After this you will need to restart the directory server, during the startup you should see the following message:

[22/04/2015:20:47:26 +0100] category=PROTOCOL severity=NOTICE msgID=2556180 msg=Started listening for new connections on LDAPS Connection Handler port 1636

To test the connection, you can just run a simple ldapsearch command:

$ bin/ldapsearch -Z -h localhost -p 1636 -D "cn=Directory Manager" -w ****** -b dc=example,dc=com "uid=user.0" "*"
The server is using the following certificate: 
    Subject DN:,, OU=Sustaining, O=ForgeRock Ltd, L=Bristol, C=GB
    Issuer DN:,, OU=Sustaining, O=ForgeRock Ltd, L=Bristol, C=GB
    Validity:  Wed Apr 22 19:43:22 BST 2015 through Thu Apr 21 19:43:22 BST 2016
Do you wish to trust this certificate and continue connecting to the server?
Please enter "yes" or "no":

As you can see I’ve been prompted to accept my self-signed certificate, and after entering “yes”, I could see the entry I’ve been looking for.


StarTLS for LDAP is slightly different from LDAPS, the main difference being, that first the client needs to establish an unencrypted connection with the directory server. At any point in time after establishing the connection (as long as there are no outstanding LDAP operations on the connection), the StartTLS extended operation shall be sent across to the server. Once a successful extended operation response has been received, the client can initiate the TLS handshake over the existing connection.

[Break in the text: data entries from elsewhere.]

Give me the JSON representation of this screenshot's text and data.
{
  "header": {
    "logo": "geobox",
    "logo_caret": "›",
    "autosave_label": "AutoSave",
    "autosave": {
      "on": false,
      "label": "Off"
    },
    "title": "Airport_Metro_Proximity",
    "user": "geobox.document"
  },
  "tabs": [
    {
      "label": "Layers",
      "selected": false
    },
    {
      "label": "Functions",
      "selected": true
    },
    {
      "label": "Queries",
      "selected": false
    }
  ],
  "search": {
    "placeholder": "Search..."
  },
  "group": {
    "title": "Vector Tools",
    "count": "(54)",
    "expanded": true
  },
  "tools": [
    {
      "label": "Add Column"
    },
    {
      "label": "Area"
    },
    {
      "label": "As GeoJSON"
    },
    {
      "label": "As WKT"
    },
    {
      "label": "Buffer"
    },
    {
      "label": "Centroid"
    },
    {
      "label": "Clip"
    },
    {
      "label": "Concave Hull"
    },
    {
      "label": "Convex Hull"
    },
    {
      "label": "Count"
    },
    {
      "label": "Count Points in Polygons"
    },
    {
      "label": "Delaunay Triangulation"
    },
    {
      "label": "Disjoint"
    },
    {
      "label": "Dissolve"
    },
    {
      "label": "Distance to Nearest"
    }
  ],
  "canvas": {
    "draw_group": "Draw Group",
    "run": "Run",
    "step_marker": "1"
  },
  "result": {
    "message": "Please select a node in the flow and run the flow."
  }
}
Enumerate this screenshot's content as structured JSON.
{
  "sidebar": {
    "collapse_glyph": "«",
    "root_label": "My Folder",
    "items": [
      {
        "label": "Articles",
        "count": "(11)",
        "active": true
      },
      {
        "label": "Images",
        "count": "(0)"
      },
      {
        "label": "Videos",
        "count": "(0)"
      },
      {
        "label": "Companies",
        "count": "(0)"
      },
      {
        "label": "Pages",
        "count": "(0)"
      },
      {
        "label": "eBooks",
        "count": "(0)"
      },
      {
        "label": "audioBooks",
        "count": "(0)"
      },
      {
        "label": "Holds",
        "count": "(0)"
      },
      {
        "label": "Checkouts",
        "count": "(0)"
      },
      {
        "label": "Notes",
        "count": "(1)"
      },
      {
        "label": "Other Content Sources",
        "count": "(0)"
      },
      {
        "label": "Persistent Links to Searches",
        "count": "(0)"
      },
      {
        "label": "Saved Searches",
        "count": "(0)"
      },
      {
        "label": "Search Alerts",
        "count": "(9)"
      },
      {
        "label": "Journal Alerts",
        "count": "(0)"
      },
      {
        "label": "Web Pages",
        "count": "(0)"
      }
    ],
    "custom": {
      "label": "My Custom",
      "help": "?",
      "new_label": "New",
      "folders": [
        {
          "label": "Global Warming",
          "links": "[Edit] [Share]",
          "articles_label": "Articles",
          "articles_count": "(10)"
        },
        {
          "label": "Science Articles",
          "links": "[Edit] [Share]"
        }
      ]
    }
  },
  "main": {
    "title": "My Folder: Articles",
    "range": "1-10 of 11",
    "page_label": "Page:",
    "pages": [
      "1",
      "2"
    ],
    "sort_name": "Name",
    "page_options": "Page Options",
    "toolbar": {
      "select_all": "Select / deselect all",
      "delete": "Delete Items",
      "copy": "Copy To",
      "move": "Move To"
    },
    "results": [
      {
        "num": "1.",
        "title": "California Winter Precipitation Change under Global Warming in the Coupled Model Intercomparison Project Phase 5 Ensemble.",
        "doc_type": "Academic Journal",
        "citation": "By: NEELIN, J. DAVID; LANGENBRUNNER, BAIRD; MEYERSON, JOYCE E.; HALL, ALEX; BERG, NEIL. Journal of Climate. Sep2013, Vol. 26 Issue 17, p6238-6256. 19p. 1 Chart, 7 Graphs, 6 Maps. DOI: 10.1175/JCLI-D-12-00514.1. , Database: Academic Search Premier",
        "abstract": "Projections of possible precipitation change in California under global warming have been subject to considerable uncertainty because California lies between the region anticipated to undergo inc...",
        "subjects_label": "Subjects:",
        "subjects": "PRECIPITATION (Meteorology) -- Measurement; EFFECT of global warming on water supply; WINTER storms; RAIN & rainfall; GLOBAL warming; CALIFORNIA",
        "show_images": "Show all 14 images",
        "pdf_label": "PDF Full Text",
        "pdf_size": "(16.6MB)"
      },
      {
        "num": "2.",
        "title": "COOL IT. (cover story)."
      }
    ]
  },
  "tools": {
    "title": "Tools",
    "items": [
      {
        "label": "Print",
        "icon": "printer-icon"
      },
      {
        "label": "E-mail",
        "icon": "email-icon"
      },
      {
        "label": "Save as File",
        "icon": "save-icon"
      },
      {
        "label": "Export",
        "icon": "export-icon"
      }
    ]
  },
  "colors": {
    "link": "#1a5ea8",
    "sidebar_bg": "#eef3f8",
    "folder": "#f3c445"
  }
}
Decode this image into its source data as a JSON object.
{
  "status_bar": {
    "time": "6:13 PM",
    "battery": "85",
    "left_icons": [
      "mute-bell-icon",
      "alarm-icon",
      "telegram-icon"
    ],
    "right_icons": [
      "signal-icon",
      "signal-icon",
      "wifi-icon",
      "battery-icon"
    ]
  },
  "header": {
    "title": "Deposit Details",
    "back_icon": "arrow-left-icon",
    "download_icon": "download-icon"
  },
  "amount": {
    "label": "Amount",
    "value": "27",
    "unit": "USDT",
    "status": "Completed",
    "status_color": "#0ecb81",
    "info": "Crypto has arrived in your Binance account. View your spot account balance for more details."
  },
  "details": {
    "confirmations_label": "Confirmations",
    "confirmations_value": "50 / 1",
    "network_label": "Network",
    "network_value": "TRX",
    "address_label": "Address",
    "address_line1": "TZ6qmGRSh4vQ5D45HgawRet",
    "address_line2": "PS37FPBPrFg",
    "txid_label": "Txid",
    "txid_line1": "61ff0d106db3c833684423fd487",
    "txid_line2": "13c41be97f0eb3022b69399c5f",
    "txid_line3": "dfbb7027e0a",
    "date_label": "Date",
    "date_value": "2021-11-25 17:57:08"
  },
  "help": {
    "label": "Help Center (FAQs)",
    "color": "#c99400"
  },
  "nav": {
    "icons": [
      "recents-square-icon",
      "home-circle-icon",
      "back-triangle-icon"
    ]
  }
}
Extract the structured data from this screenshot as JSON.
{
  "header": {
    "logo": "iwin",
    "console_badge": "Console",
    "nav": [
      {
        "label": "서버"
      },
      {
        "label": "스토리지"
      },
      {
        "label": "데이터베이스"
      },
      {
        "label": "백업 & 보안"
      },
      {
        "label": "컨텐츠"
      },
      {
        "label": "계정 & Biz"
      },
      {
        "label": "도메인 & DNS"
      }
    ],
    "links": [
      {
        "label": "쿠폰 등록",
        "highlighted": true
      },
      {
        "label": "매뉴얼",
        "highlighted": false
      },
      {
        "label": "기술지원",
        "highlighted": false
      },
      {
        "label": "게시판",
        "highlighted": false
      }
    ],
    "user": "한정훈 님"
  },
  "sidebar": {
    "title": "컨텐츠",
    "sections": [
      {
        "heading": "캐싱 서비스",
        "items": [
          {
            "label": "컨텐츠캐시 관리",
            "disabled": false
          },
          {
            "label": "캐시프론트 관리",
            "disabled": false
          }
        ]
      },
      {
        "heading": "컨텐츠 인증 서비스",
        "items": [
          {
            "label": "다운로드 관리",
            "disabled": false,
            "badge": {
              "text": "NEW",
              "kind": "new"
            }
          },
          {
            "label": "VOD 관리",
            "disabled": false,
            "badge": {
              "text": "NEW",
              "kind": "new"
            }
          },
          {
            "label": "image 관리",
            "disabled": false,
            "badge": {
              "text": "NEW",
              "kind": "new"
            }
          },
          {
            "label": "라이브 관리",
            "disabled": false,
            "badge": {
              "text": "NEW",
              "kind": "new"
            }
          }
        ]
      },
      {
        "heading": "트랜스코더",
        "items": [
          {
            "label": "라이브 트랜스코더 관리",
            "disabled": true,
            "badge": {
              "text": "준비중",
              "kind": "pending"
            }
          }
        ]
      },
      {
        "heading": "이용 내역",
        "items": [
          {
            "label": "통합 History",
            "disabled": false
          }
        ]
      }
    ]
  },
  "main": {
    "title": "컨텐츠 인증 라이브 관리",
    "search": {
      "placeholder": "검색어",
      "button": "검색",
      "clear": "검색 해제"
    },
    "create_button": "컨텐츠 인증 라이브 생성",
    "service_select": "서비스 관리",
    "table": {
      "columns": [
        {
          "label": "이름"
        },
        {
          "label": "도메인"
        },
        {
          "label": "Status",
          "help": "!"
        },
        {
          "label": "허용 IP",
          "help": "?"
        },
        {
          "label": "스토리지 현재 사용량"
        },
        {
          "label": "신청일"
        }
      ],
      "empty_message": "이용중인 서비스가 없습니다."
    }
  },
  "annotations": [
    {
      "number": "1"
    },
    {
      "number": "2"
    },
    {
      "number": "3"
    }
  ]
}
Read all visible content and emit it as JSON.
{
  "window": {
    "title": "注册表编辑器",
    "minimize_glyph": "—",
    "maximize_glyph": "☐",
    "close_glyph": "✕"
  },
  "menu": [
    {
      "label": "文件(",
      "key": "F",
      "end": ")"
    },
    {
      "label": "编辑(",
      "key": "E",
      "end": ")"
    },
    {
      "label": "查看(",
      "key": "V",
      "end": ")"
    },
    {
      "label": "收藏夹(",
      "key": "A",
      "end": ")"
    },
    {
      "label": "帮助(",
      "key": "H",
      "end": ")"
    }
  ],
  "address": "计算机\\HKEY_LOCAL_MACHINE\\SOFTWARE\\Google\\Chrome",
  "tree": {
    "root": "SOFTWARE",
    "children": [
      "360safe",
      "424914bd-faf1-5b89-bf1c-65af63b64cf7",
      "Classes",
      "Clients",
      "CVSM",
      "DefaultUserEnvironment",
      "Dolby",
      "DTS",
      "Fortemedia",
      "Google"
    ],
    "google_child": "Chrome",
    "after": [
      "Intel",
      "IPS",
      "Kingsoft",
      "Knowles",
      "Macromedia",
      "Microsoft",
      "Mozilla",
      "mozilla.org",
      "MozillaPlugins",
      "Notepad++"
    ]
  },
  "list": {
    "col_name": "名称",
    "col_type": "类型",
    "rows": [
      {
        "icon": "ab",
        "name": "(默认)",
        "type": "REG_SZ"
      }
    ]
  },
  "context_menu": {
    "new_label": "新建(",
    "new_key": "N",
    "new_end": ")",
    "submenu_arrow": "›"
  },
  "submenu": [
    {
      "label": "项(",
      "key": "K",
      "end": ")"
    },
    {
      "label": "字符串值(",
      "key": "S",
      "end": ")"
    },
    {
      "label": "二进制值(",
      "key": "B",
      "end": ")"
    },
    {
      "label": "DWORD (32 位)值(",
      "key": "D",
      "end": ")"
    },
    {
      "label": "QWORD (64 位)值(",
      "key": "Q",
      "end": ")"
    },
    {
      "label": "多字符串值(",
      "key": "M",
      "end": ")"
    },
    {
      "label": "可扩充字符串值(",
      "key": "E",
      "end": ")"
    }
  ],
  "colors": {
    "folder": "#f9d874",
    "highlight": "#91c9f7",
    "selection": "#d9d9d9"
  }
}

Once the handshake is done, all future LDAP operations will be transmitted on the now secure, encrypted channel.
Personally my concerns with StartTLS are:

  • You must have a plain LDAP port open on the network.
  • Even after a client connects to the directory there is absolutely nothing preventing the user from sending BIND or any other kind of requests on the unencrypted channel before actually performing the StartTLS extended operation.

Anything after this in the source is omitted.